El habitáculo de la cabina de control del enorme transbordador no es ni de lejos como cabría esperar. Sus dimensiones son demasiado minúsculas como para permitir algo de comodidad en el asiento ergonómico tapizado en cuero que ocupa la mayor parte de la sala. Logro sentarme después de arrastrarme como malamente puedo por el estrecho borde que hay libre. Intento adaptarme en el sillón a pesar de que mis rodillas chocan con el panel delantero, y me abrocho el cinturón siguiendo las instrucciones de seguridad que impartieron durante las semanas de formación intensiva.
Observo el cuadro de control. Está plagado de palancas, botones, lucecitas, pantallas e indicadores de todas las formas y colores imaginables. En las clases insistí en mi deseo de participar activamente en el despegue y dadas las excepcionales circunstancias del viaje se me concedió el capricho, aunque mi papel en el evento resulta ser de lo más decepcionante: el arranque manual de este armatoste consiste solo en pulsar un enorme botón rojo parpadeante en el momento que me indiquen para activar la ignición y salir despedidos hacia el espacio a velocidad bastante superior a la del sonido.

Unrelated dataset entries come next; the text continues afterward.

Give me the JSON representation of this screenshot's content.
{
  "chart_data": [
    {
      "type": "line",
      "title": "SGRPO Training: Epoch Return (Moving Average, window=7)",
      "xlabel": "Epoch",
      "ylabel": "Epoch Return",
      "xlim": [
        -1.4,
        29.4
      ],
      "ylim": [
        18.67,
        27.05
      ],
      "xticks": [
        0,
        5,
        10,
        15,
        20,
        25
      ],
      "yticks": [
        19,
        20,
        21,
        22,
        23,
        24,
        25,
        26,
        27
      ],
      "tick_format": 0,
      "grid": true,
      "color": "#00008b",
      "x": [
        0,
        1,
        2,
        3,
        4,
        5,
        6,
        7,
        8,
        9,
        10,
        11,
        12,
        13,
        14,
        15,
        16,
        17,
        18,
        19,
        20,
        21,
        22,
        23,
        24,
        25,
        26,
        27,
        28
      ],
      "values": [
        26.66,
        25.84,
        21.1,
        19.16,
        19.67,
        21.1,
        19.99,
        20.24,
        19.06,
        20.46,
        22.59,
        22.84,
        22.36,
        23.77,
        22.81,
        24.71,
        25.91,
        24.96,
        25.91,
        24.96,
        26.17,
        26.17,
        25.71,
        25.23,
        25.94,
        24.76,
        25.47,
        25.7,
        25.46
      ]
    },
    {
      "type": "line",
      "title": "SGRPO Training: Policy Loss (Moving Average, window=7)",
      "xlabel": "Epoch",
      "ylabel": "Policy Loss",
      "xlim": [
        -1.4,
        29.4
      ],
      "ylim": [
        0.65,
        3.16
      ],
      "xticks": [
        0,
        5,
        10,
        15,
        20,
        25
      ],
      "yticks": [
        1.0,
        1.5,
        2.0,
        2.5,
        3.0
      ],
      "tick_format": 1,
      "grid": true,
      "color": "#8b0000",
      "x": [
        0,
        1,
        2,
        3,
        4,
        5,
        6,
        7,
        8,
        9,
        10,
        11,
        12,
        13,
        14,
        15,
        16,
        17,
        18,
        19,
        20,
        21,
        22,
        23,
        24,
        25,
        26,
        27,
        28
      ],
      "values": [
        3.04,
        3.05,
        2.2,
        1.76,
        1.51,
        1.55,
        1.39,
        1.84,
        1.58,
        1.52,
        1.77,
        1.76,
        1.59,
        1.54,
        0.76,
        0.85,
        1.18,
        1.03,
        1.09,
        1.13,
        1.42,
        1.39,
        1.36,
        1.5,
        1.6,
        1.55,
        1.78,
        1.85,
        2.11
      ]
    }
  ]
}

Los minutos de espera aquí sentado se hacen insoportables. El silencio es tal que me parece escuchar el sonido de los latidos de mi corazón como si este tuviese un amplificador incorporado, hasta que se paraliza cuando una voz masculina comienza a hablar alto y claro por los altavoces de la plataforma en que está erguida la nave:
«¡Atención! ¡Atención! Todo preparado para el despegue. Que todo el personal del recinto ocupe su puesto y no lo abandone hasta que tengamos completa seguridad de que todo ha salido según lo previsto. ¡Quisiera añadir en mí nombre, el nombre de este equipo y el resto de la población que aún continua viva para presenciar este hito, que deseamos la mayor de las bendiciones a la tripulación! ¡Depositamos el futuro y las esperanzas de la humanidad en ustedes!
Comienza la cuenta atrás:
Diez ...
Nueve...
Ocho...»
Según va avanzando la cuenta atrás me voy transformando en un amasijo de nervios. Es una sensación extraña el saber que estoy observando por última vez a través de los cristales la Tierra. Desde mi situación todo parece paralizado. Lo más probable es que a lo largo y ancho del globo, los rostros macilentos de quienes aún se aferran a la vida, estén paralizados frente a las pantallas de sus televisores o «smartphones» observando el despegue. La última esperanza de una especie animal técnicamente extinta por culpa de un «virus letal» fabricado en un laboratorio que fue liberado por accidente al estallar la aeronave que debía alejarlo para siempre del planeta. Una esperanza vana, pues la agónica muerte de cada uno de ellos es solo cuestión de tiempo. Resulta curioso el cómo cuando ve inevitable el final, la humanidad se encomienda a las inútiles bendiciones y rezos. ¿Se trata del miedo a lo desconocido? Solo una prueba más del egoísmo inherente a cada uno de nuestros actos; seña de identidad de la raza humana. La realidad es que no es el deseo de que la misión salga adelante lo que nos lleva a repartir bendiciones, sino el intentar reconfortar la propia angustia que nos pudre por dentro. Ilusorio instinto de supervivencia intentando aferrarse a una vida que se encuentra en estado terminal.
«Tres ...
Dos...
Uno...
¡Ignición!»
Es la señal. Pulso el botón y temblando con un enorme estruendo, la nave sale disparada hacia el infinito dejando tras de sí una cola de fuego y humo. Volando hacia un futuro incierto. Desconocido. Como siempre ha sido el único futuro posible.
«Tengo la sensación de que nuestra nueva vida va a ser realmente emocionante».